Mit der Van-Westendorp-Methode können Sie zwar nicht unbedingt den Preis ermitteln, bei dem Umsatz oder Gewinn maximal sind. Aber Sie bekommen für die Markteinführung des Produkts und für den Einstiegspreis eine guten unteren und oberen Schätzwert für einen Preis, den viele (die meisten) Kunden attraktiv oder akzeptabel finden.

Voraussetzung dafür ist, dass die Kundinnen und Kunden plausible Zahlungsbereitschaften angeben. Das können sie nur, wenn sie gleichzeitig eine gute Vorstellung von den Leistungen des Produkts haben; denn sie beurteilen letztlich das Preis-Leistungs-Verhältnis aus ihrer subjektiven Sicht.

Die Kunden müssen also:

  • die Merkmale und Funktionen des Produkts kennen,
  • das Neue, das Besondere, das Bessere des Produkts kennen (im Vergleich zu bekannten Produkten),
  • wissen, wo, wie und wofür Sie das Produkt nutzen können,
  • aufgrund ihrer Erfahrungen mit vergleichbaren Produkten einschätzen können, welchen Nutzen sie von dem Produkt haben,
  • die (ungefähren) Preise der vergleichbaren und bekannten Produkte kennen.

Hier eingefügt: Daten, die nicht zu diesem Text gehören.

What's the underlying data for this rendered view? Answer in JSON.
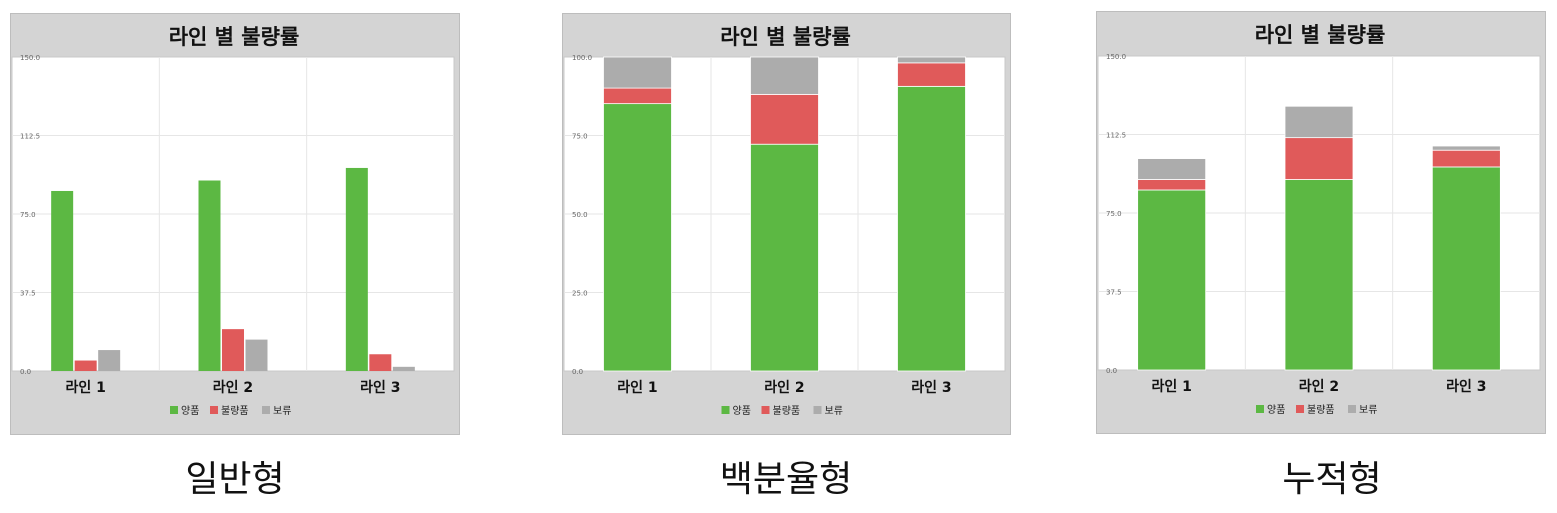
{
  "colors": {
    "good": "#5cb843",
    "defect": "#e05a5a",
    "hold": "#acacac",
    "plot_bg": "#ffffff",
    "panel_bg": "#d4d4d4",
    "grid": "#e6e6e6"
  },
  "captions": [
    "일반형",
    "백분율형",
    "누적형"
  ],
  "chart_data": [
    {
      "type": "bar",
      "mode": "grouped",
      "title": "라인 별 불량률",
      "categories": [
        "라인 1",
        "라인 2",
        "라인 3"
      ],
      "series": [
        {
          "name": "양품",
          "color": "#5cb843",
          "values": [
            86,
            91,
            97
          ]
        },
        {
          "name": "불량품",
          "color": "#e05a5a",
          "values": [
            5,
            20,
            8
          ]
        },
        {
          "name": "보류",
          "color": "#acacac",
          "values": [
            10,
            15,
            2
          ]
        }
      ],
      "ylim": [
        0,
        150
      ],
      "yticks": [
        "0.0",
        "37.5",
        "75.0",
        "112.5",
        "150.0"
      ],
      "grid": true,
      "legend": "bottom"
    },
    {
      "type": "bar",
      "mode": "percent-stacked",
      "title": "라인 별 불량률",
      "categories": [
        "라인 1",
        "라인 2",
        "라인 3"
      ],
      "series": [
        {
          "name": "양품",
          "color": "#5cb843",
          "values": [
            86,
            91,
            97
          ]
        },
        {
          "name": "불량품",
          "color": "#e05a5a",
          "values": [
            5,
            20,
            8
          ]
        },
        {
          "name": "보류",
          "color": "#acacac",
          "values": [
            10,
            15,
            2
          ]
        }
      ],
      "ylim": [
        0,
        100
      ],
      "yticks": [
        "0.0",
        "25.0",
        "50.0",
        "75.0",
        "100.0"
      ],
      "grid": true,
      "legend": "bottom"
    },
    {
      "type": "bar",
      "mode": "stacked",
      "title": "라인 별 불량률",
      "categories": [
        "라인 1",
        "라인 2",
        "라인 3"
      ],
      "series": [
        {
          "name": "양품",
          "color": "#5cb843",
          "values": [
            86,
            91,
            97
          ]
        },
        {
          "name": "불량품",
          "color": "#e05a5a",
          "values": [
            5,
            20,
            8
          ]
        },
        {
          "name": "보류",
          "color": "#acacac",
          "values": [
            10,
            15,
            2
          ]
        }
      ],
      "ylim": [
        0,
        150
      ],
      "yticks": [
        "0.0",
        "37.5",
        "75.0",
        "112.5",
        "150.0"
      ],
      "grid": true,
      "legend": "bottom"
    }
  ]
}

Deshalb eignet sich die Van-Westendorp-Methode dann, wenn Sie ein Produkt anbieten, das den Kunden bekannt ist, aber verbessert wurde. Die Kunden müssen die Verbesserung und ihren Zusatznutzen beurteilen können.

Die Methode kann auch vor der Einführung eines innovativen Produkts, das es so bislang nicht gibt, eingesetzt werden – wenn die Kunden wissen, was sie damit besser machen können als mit bekannten Produkten.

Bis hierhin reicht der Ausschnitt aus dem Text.